Right now, the main way that the scientific community spreads the word about irreproducible research is through innuendo, which is inefficient and unfair to the original researchers, says Ricardo Dolmetsch, global head of neuroscience at Novartis’s Institutes for Biomedical Research in Cambridge, Massachusetts. “Anything we can do to improve the ratio of signal to noise in the literature is very welcome,” he says.Totally agree. Finding the right people to tell you that a particular R&D approach is irreproducible because of factors beyond your control is a difficult, time consuming, and potentially expensive process. So why aren't there more negative results published?

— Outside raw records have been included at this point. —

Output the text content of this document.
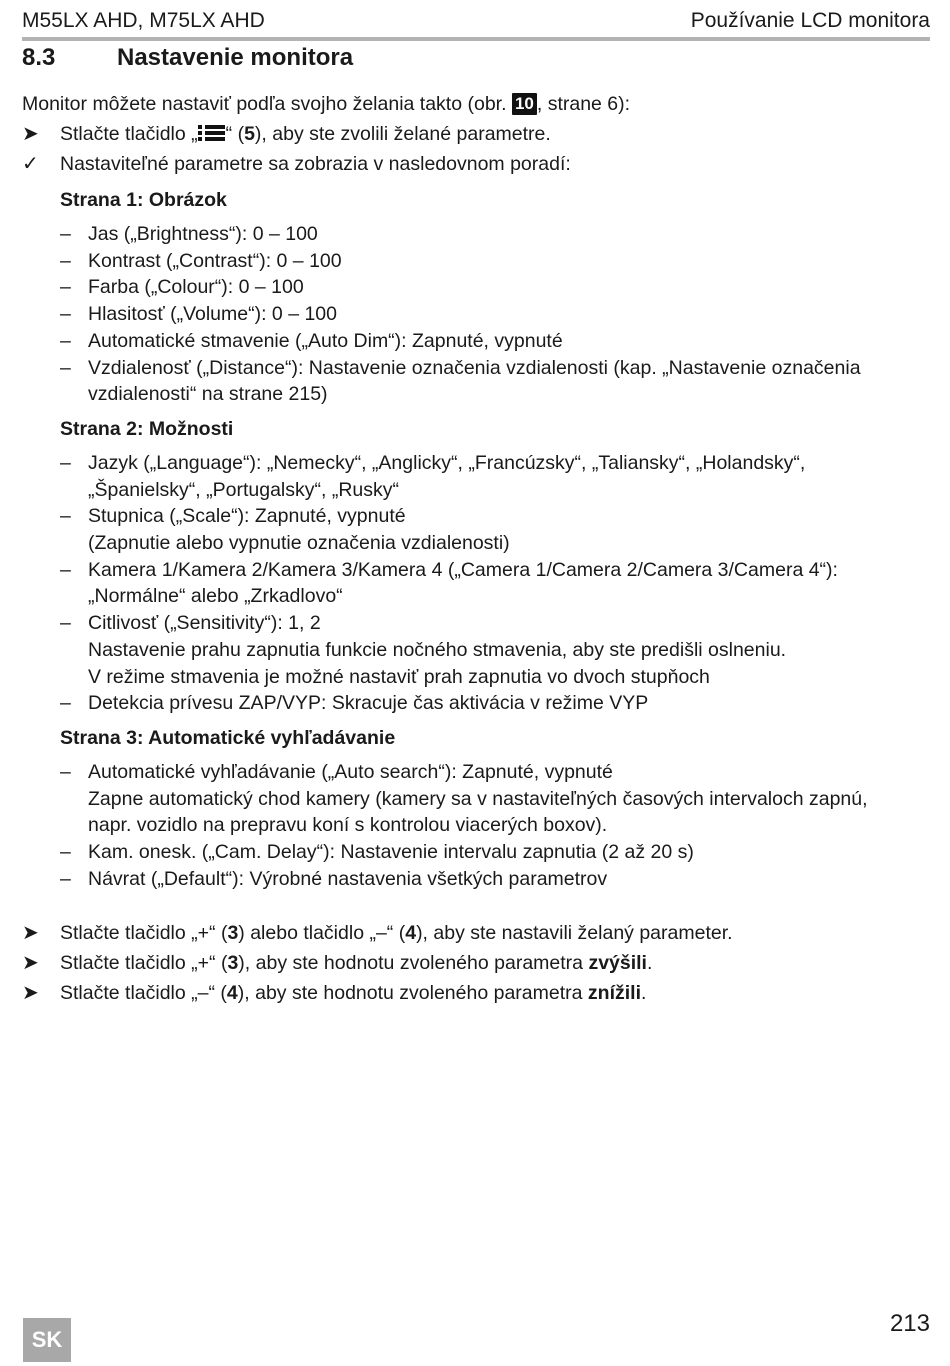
M55LX AHD, M75LX AHD	Používanie LCD monitora
8.3	Nastavenie monitora

Monitor môžete nastaviť podľa svojho želania takto (obr. 10 , strane 6):

➤ Stlačte tlačidlo „ “ (5), aby ste zvolili želané parametre.

✓ Nastaviteľné parametre sa zobrazia v nasledovnom poradí:

Strana 1: Obrázok
– Jas („Brightness“): 0 – 100
– Kontrast („Contrast“): 0 – 100
– Farba („Colour“): 0 – 100
– Hlasitosť („Volume“): 0 – 100
– Automatické stmavenie („Auto Dim“): Zapnuté, vypnuté
– Vzdialenosť („Distance“): Nastavenie označenia vzdialenosti (kap. „Nastavenie označenia
vzdialenosti“ na strane 215)
Strana 2: Možnosti
– Jazyk („Language“): „Nemecky“, „Anglicky“, „Francúzsky“, „Taliansky“, „Holandsky“,
„Španielsky“, „Portugalsky“, „Rusky“
– Stupnica („Scale“): Zapnuté, vypnuté
(Zapnutie alebo vypnutie označenia vzdialenosti)
– Kamera 1/Kamera 2/Kamera 3/Kamera 4 („Camera 1/Camera 2/Camera 3/Camera 4“):
„Normálne“ alebo „Zrkadlovo“
– Citlivosť („Sensitivity“): 1, 2
Nastavenie prahu zapnutia funkcie nočného stmavenia, aby ste predišli oslneniu.
V režime stmavenia je možné nastaviť prah zapnutia vo dvoch stupňoch
– Detekcia prívesu ZAP/VYP: Skracuje čas aktivácia v režime VYP
Strana 3: Automatické vyhľadávanie
– Automatické vyhľadávanie („Auto search“): Zapnuté, vypnuté
Zapne automatický chod kamery (kamery sa v nastaviteľných časových intervaloch zapnú,
napr. vozidlo na prepravu koní s kontrolou viacerých boxov).
– Kam. onesk. („Cam. Delay“): Nastavenie intervalu zapnutia (2 až 20 s)
– Návrat („Default“): Výrobné nastavenia všetkých parametrov

➤ Stlačte tlačidlo „+“ (3) alebo tlačidlo „–“ (4), aby ste nastavili želaný parameter.

➤ Stlačte tlačidlo „+“ (3), aby ste hodnotu zvoleného parametra zvýšili.

➤ Stlačte tlačidlo „–“ (4), aby ste hodnotu zvoleného parametra znížili.

SK
213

Partly, because negative results don't sell too well to a community of people interested in positive results. But I think a strong disincentive to publish these 'contra-papers' is a very personal one:
Academic researchers are unlikely to risk alienating their peers by publishing disconfirming results, predicts Elizabeth Iorns, head of Science Exchange in Palo Alto, California.So why is Amgen now taking this role?
The idea emerged from discussions at a meeting focused on improving scientific integrity, hosted by the US National Academy of Sciences in 2015. Sasha Kamb, who leads research discovery at Amgen, said that his company's scientists have in many instances tried and failed to reproduce academic studies, but that it takes too much time and effort to publish these accounts through conventional peer-review procedures.I bet somewhere, somehow, someone has run the cost-benefit analysis between spending 'many instances' of resources chasing scientific geese and the cost of drawing metaphorical borders around impractical research findings (I won't say 'bad', because they may actually be useful in a non-industrial setting).
The balance of the analysis was probably strong enough to make Amgen send the following message, in a very nice way: "In the future, if you don't think we can reproduce your research, don't waste our time it".